Dwight taught me that my academic work could be done as a service to God. God deserves the best and the most beautiful, so my work should be as good as I can make it. He echoed the words of Rev. Dr. Martin Luther King Jr., “If a man is called to be a street sweeper, he should sweep streets even as a Michelangelo painted, or Beethoven composed music or Shakespeare wrote poetry. He should sweep streets so well that all the hosts of heaven and earth will pause to say, ‘Here lived a great street sweeper who did his job well.’” A Catholic intellectual needs mentors, and I was happy to find one in Dwight who remains a friend more than thirty years later.
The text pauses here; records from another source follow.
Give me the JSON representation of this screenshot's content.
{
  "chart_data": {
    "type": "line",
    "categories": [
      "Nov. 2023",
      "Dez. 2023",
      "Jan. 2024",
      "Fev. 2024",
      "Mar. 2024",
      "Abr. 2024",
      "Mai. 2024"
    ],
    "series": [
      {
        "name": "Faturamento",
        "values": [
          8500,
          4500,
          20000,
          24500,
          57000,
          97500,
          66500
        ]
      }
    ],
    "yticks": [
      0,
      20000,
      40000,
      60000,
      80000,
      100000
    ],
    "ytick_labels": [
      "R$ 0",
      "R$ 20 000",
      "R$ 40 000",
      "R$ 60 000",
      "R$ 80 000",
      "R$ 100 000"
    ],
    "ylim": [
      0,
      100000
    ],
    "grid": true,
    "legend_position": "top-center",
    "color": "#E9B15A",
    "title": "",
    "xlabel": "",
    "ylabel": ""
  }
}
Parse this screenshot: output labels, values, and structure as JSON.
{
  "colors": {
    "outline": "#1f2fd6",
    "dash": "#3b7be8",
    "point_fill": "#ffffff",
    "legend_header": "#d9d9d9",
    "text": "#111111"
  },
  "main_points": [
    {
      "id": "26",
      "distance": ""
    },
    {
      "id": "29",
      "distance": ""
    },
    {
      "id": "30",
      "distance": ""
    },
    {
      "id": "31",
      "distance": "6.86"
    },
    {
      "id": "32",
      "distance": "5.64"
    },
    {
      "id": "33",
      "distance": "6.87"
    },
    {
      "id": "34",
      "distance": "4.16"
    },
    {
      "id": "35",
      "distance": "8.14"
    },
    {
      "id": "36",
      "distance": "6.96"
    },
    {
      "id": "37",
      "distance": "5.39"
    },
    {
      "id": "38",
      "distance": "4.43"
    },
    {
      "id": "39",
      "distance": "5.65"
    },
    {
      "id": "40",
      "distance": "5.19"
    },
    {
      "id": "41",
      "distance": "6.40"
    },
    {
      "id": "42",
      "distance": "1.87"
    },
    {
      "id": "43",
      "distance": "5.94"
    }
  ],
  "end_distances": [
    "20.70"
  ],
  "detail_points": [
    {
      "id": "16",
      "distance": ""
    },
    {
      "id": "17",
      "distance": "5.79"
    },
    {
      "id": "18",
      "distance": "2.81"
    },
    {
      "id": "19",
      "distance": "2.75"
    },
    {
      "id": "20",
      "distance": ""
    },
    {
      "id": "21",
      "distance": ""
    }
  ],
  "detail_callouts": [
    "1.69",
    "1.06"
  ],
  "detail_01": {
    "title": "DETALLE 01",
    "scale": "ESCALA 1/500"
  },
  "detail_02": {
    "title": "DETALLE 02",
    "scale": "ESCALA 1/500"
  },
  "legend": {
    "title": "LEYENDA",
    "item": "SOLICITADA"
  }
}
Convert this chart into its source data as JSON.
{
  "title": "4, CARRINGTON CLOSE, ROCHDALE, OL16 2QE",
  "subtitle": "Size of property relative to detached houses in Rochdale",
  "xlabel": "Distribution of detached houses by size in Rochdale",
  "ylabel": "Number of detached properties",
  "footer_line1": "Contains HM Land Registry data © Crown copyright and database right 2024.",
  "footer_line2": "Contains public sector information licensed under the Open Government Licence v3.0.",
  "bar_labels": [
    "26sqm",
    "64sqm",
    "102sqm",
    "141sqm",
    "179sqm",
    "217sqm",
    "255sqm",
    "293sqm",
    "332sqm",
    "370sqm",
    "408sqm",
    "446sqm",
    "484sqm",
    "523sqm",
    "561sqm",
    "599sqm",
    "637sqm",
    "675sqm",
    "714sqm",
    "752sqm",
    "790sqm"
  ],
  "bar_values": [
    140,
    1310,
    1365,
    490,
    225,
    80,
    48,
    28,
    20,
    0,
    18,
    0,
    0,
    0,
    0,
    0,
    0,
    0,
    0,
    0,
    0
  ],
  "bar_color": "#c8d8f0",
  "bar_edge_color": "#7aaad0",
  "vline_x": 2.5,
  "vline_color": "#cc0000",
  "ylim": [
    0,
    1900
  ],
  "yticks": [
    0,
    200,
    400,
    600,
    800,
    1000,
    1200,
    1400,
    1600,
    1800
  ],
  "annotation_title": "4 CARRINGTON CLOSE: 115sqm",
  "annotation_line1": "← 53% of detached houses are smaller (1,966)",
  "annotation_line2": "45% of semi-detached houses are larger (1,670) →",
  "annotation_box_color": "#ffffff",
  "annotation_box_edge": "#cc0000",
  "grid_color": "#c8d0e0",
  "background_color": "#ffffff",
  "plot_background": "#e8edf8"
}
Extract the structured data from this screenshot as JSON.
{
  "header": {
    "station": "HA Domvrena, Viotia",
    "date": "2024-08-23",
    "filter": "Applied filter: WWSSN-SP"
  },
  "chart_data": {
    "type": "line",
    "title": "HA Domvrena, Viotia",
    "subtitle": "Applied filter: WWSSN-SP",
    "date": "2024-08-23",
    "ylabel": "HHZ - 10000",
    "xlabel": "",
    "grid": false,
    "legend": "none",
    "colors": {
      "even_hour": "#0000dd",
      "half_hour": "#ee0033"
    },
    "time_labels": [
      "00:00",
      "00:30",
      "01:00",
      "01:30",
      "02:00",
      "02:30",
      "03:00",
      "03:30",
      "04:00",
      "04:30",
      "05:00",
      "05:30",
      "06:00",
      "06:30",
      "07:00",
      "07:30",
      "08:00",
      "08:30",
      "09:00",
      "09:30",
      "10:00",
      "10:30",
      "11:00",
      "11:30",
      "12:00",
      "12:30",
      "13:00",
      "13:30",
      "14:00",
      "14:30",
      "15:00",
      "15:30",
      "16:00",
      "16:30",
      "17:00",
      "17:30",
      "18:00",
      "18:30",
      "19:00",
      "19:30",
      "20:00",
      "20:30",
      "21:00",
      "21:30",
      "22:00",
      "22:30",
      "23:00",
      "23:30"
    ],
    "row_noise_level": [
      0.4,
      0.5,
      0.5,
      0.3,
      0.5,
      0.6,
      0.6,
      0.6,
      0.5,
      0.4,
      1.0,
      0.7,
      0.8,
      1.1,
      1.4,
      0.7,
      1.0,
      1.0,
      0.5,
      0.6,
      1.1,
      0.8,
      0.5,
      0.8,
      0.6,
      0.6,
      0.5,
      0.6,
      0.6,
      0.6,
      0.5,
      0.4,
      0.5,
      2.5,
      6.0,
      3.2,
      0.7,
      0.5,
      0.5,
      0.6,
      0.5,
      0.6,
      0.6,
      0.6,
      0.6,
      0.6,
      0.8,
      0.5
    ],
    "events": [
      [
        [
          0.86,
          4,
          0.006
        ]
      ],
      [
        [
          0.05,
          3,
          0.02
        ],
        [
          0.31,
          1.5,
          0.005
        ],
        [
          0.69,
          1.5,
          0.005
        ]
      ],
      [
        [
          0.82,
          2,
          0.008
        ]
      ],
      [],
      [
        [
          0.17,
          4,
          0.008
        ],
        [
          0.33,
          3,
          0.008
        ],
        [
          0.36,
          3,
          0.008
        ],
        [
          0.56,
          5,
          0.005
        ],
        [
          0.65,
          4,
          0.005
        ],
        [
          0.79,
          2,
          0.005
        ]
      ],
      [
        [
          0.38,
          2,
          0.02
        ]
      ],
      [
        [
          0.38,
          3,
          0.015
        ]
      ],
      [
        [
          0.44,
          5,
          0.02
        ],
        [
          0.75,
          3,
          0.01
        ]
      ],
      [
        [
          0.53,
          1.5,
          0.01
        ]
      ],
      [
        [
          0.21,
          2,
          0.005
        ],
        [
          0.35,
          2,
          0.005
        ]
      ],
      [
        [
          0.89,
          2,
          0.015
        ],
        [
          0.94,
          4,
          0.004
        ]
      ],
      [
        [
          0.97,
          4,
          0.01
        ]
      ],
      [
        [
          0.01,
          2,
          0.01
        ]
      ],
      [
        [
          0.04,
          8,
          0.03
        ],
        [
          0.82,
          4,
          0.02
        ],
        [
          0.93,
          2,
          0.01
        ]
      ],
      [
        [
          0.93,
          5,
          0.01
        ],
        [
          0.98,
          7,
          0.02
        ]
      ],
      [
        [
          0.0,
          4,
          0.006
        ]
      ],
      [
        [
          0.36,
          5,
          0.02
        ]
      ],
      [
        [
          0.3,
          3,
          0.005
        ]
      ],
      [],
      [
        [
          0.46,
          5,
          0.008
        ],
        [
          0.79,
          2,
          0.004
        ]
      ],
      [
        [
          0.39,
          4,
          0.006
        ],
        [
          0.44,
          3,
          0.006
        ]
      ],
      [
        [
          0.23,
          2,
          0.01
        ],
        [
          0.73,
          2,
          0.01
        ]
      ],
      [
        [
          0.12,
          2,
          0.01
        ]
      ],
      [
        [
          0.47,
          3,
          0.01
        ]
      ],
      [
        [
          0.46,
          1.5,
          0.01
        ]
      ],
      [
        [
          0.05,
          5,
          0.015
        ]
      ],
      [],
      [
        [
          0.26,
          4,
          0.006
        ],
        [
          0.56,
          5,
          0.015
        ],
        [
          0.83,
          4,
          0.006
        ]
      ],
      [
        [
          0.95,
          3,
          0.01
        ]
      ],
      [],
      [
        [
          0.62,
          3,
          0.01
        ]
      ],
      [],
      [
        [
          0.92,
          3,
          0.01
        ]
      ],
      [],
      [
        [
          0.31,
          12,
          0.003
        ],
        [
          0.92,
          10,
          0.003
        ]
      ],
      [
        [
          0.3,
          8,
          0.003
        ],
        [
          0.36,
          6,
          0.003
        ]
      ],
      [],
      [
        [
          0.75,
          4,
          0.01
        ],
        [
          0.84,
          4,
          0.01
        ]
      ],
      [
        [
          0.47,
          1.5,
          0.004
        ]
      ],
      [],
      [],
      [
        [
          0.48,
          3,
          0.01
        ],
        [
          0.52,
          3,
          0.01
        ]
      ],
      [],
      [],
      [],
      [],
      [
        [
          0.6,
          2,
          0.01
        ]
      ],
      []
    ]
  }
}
Although I had many intellectual questions, my biggest questions were existential and personal. In particular, I wondered, what is my vocation? Dwight had introduced me to another mentor, a spiritual director, Fr. George Crafts, who gave me sound advice: “Don’t worry so much about whether God is calling you to be single, married, or a priest. Focus on loving and serving God and neighbor more and more in your everyday life.” But my actions and my age embodied the words of the poet A.E. Houseman, “I was one-and-twenty, No use to talk to me.”
What then is a vocation? Germain Grisez distinguished three kinds of vocations or calls from God. First, there is the universal vocation of all people to love God and neighbor; secondly, the state in life vocation of priesthood, religious life, marriage, or the single life; and thirdly, personal vocation, the unique and ongoing call of God directed uniquely to one single individual. Everyone is called to love God in their universal vocation. Many are called to be priests or to be married in their state-in-life vocation. Mary had the personal vocation to be the mother of Jesus. Joseph had the personal vocation to be the husband of Mary. Moses received his personal vocation at the burning bush.
But rather than focus on the universal vocation of all people to love God and neighbor (the first sense of vocation) and rather than focusing on how to do this here and now in the concrete circumstances of my current life (the third sense of vocation), during much of college, I focused an inordinate amount of my attention on the second sense of vocation. What was going to be my state in life? I frequently made St. John Henry Newman’s words my own:
Lead, Kindly Light, amidst th’encircling gloom,
Lead Thou me on!
The night is dark, and I am far from home,
Lead Thou me on!
Keep Thou my feet; I do not ask to see
The distant scene; one step enough for me.
Before my graduation from college, God answered my prayer. God led me—through his divine providence via events in my life—to the conviction that a vocation to the priesthood was not for me but rather that my call was to marriage, marriage to Jennifer Turner. I also became more and more convinced that I wanted to be a professor. To realize that dream, I headed off to the promised land of Catholic higher education, the University of Notre Dame. But that is a story for another occasion.